Sobre John Ford hay que pensar y escribir con frecuencia si se quiere reconciliar con las cosas bien hechas y conseguir no perder el norte, máxime cuando uno lo que habitualmente escribe trata el cine. Lo que pasa es que, muchas veces, nos centramos en esa vertiente del John Ford autor/artista y perdemos un poco de vista el John Ford humano. Y ese John Ford humano, que vivió el cine durante más de cincuenta años y nos contó cientos de historias que bien pudieran considerarse Patrimonio de la Humanidad, nació mucho antes que la teoría del autor llegase al mundo del cine con Cahiers du Cinema. Ese John Ford humano llegó al cine para ganarse la vida, para sobrevivir, para comer. John Ford conoció el mundo del cine cuando aquello era un trabajo y no un —séptimo— arte, y creo que su cine visto desde esa perspectiva, completa la genialidad del director.

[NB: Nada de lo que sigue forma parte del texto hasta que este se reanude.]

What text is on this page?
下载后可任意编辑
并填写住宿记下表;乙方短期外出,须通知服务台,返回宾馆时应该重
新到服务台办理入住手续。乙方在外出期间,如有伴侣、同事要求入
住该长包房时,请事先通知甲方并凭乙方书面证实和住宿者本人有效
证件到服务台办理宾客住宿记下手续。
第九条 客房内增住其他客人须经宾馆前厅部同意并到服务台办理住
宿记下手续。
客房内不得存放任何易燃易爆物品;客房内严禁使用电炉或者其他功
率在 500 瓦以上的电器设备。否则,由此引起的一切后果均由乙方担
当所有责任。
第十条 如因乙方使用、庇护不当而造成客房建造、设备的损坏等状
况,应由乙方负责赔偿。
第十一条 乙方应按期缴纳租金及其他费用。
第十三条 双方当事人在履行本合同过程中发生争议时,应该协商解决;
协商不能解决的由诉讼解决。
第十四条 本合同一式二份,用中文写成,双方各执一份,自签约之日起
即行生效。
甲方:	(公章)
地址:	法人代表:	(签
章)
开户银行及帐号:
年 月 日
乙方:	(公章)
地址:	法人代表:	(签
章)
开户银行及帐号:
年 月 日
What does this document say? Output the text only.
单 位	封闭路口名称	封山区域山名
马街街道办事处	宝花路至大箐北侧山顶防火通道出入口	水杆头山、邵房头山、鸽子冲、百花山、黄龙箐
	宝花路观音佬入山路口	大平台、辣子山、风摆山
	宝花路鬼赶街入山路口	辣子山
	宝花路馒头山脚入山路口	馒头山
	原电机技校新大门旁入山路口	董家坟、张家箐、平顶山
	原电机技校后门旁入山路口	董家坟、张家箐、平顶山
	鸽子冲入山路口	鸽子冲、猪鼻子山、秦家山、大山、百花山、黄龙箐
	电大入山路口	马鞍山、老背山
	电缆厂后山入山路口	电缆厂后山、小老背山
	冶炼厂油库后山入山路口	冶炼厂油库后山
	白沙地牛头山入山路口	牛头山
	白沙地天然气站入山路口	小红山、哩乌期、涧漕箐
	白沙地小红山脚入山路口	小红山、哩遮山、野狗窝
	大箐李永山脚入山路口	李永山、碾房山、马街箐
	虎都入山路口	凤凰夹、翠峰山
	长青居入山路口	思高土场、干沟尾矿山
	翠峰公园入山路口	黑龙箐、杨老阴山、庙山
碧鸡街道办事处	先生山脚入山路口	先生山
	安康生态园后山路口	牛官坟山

Creo que si uno comprende que el cine de John Ford está hecho sin grandilocuencias ni pretensiones de inmortalidad empieza a tener más piezas del puzle para entender la grandeza y eternidad de sus películas. En una de las entrevistas que Peter Bogdanovich tuvo la suerte de hacerle le lanzó una pregunta que pretendía encontrar una de esas respuestas inspiradas sobre cómo había rodado tal escena, técnicamente bastante complicada, en Tres hombres malos. John Ford, respondió: «Con una cámara». Y yo creo que en esa respuesta está contenido todo su cine y su arte —o una buena parte de él—, que se basaba, sencillamente, en hacer lo que había que hacer para que el trabajo salga bien hecho. Que se sustentaba y nutría del darse cuenta de que que hacer bien un trabajo es la mayor fuente de humildad y satisfacción. A medida que he ido cumpliendo películas y el tiempo ha ido pasando, veo con claridad que aquella respuesta no era la de alguien que quería construir un personaje de sí mismo, que quería parecer enigmático. Nada más lejos. Ahora me doy cuenta de que era la respuesta de alguien que amaba su trabajo, que quería hacerlo bien y que aún no habiendo terminado con un rodaje ya estaba pensando en el siguiente.

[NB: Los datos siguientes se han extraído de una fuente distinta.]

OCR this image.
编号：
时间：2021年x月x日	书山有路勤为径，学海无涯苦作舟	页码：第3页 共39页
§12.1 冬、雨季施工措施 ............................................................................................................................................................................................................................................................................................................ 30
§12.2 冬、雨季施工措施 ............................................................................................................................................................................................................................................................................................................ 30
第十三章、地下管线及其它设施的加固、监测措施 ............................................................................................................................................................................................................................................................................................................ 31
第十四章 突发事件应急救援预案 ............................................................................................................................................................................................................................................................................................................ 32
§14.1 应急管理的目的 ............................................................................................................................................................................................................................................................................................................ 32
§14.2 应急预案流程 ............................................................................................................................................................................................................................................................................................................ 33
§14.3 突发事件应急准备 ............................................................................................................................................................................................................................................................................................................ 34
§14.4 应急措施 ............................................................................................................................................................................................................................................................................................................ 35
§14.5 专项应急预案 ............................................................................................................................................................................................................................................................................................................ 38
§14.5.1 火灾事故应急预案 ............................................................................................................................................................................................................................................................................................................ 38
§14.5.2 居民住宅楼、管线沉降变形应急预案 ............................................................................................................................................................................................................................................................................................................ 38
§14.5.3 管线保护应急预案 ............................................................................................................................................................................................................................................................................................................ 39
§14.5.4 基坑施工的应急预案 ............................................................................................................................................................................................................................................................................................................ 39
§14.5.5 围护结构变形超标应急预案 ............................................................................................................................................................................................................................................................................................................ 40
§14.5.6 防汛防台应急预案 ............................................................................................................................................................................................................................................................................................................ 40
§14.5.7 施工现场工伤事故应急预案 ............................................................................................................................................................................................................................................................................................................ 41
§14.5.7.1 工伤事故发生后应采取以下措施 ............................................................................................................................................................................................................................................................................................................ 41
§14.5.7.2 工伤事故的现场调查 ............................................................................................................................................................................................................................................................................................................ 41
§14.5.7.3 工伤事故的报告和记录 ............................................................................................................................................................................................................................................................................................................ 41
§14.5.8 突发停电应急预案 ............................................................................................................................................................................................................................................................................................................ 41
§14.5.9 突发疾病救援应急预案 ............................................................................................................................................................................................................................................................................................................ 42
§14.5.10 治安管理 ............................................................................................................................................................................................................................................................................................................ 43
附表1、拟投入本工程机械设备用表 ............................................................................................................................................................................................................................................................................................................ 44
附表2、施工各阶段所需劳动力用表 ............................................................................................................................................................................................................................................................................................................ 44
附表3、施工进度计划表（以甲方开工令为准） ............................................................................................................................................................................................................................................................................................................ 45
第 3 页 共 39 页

Dice Woody Allen en Annie Hall que las relaciones humanas son como tiburones, que tienen que moverse hacía delante constantemente o se mueren. Pues yo intuyo que John Ford era ese hombre futurizo tendente a pensar en lo que estaba por venir, en el siguiente libro para leer, el siguiente guion que rodar o la siguiente película que hacer. John Ford, con la humildad de ser un muchacho de Maine, comprendió a la perfección que esto la vida es ir siempre hacia delante, sin dejar de mirar el pasado. Ese también fue su cine. Todo aquello del hombre rudo e inaccesible de parche sobre la montura de sus gafas, sombrero y botas cowboys, evitando miradas y que le entrase demasiada luz en su ojo operado y que fumó su pipa hasta el final, era el envoltorio de un hombre corriente que sólo quería pagar sus facturas.

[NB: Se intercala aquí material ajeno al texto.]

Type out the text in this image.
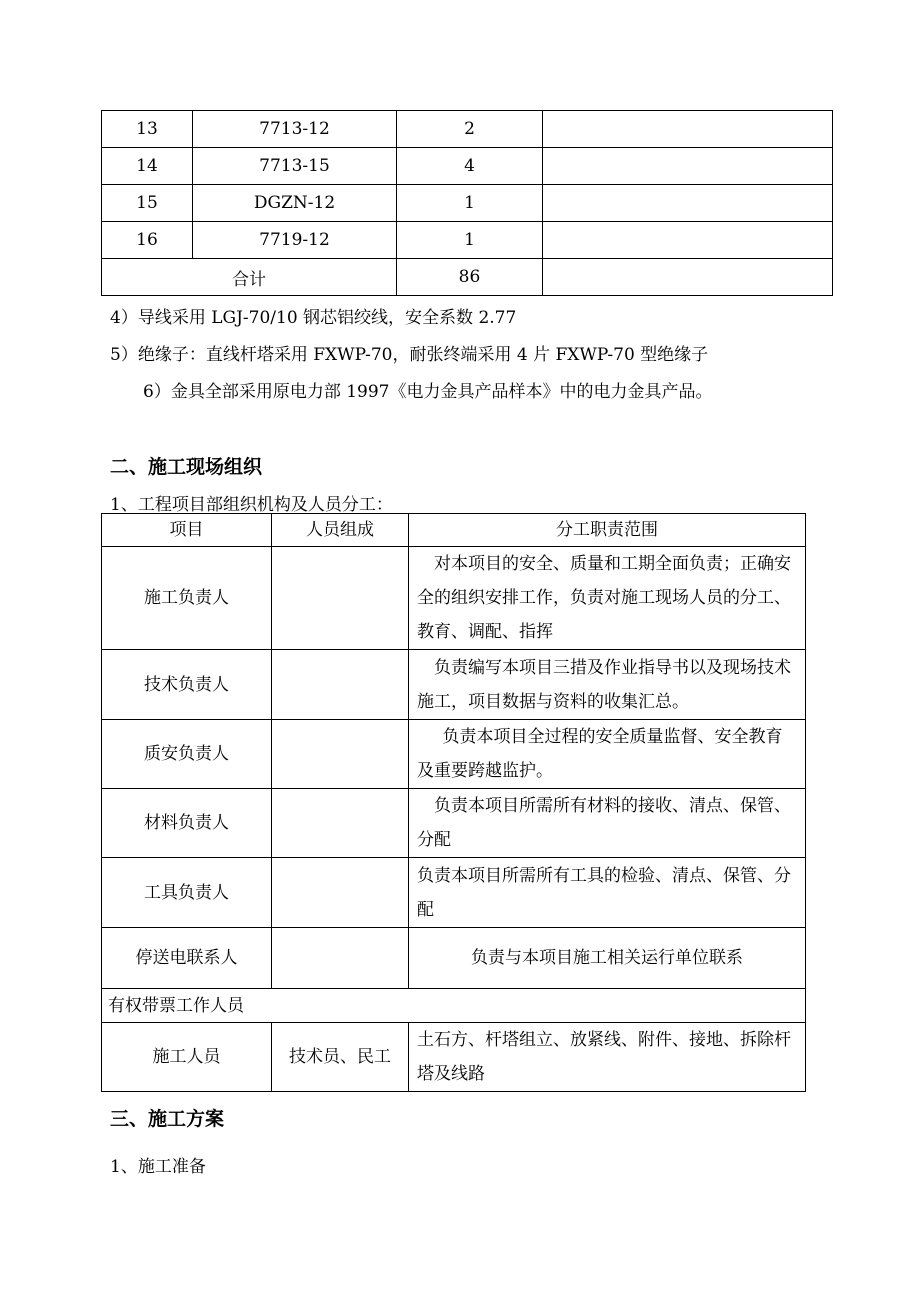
13	7713-12	2	
14	7713-15	4	
15	DGZN-12	1	
16	7719-12	1	
合计		86	
4）导线采用 LGJ-70/10 钢芯铝绞线，安全系数 2.77
5）绝缘子：直线杆塔采用 FXWP-70，耐张终端采用 4 片 FXWP-70 型绝缘子
6）金具全部采用原电力部 1997《电力金具产品样本》中的电力金具产品。
二、施工现场组织
1、工程项目部组织机构及人员分工：
项目	人员组成	分工职责范围
施工负责人		　对本项目的安全、质量和工期全面负责；正确安全的组织安排工作，负责对施工现场人员的分工、教育、调配、指挥
技术负责人		　负责编写本项目三措及作业指导书以及现场技术施工，项目数据与资料的收集汇总。
质安负责人		　 负责本项目全过程的安全质量监督、安全教育及重要跨越监护。
材料负责人		　负责本项目所需所有材料的接收、清点、保管、分配
工具负责人		负责本项目所需所有工具的检验、清点、保管、分配
停送电联系人		负责与本项目施工相关运行单位联系
有权带票工作人员		
施工人员	技术员、民工	土石方、杆塔组立、放紧线、附件、接地、拆除杆塔及线路
三、施工方案
1、施工准备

Y es que a John Ford, enamorado de Katharine Hepburn —¿y quién no?—, le pasaba como a todo hijo de vecino: las facturas no se pagaban solas. Quizá por eso concluyó aquel discurso durante esa reunión del Sindicato en la que los mejores le reconocieron como el mejor con un sencillo «Let’s all go home and get some sleep. We’ve got some pictures to make in the morning». O, lo que es lo mismo, mañana algunos tenemos que levantar el país. La luz no se paga sola, te llames Iñako Rozas o te llames John Ford.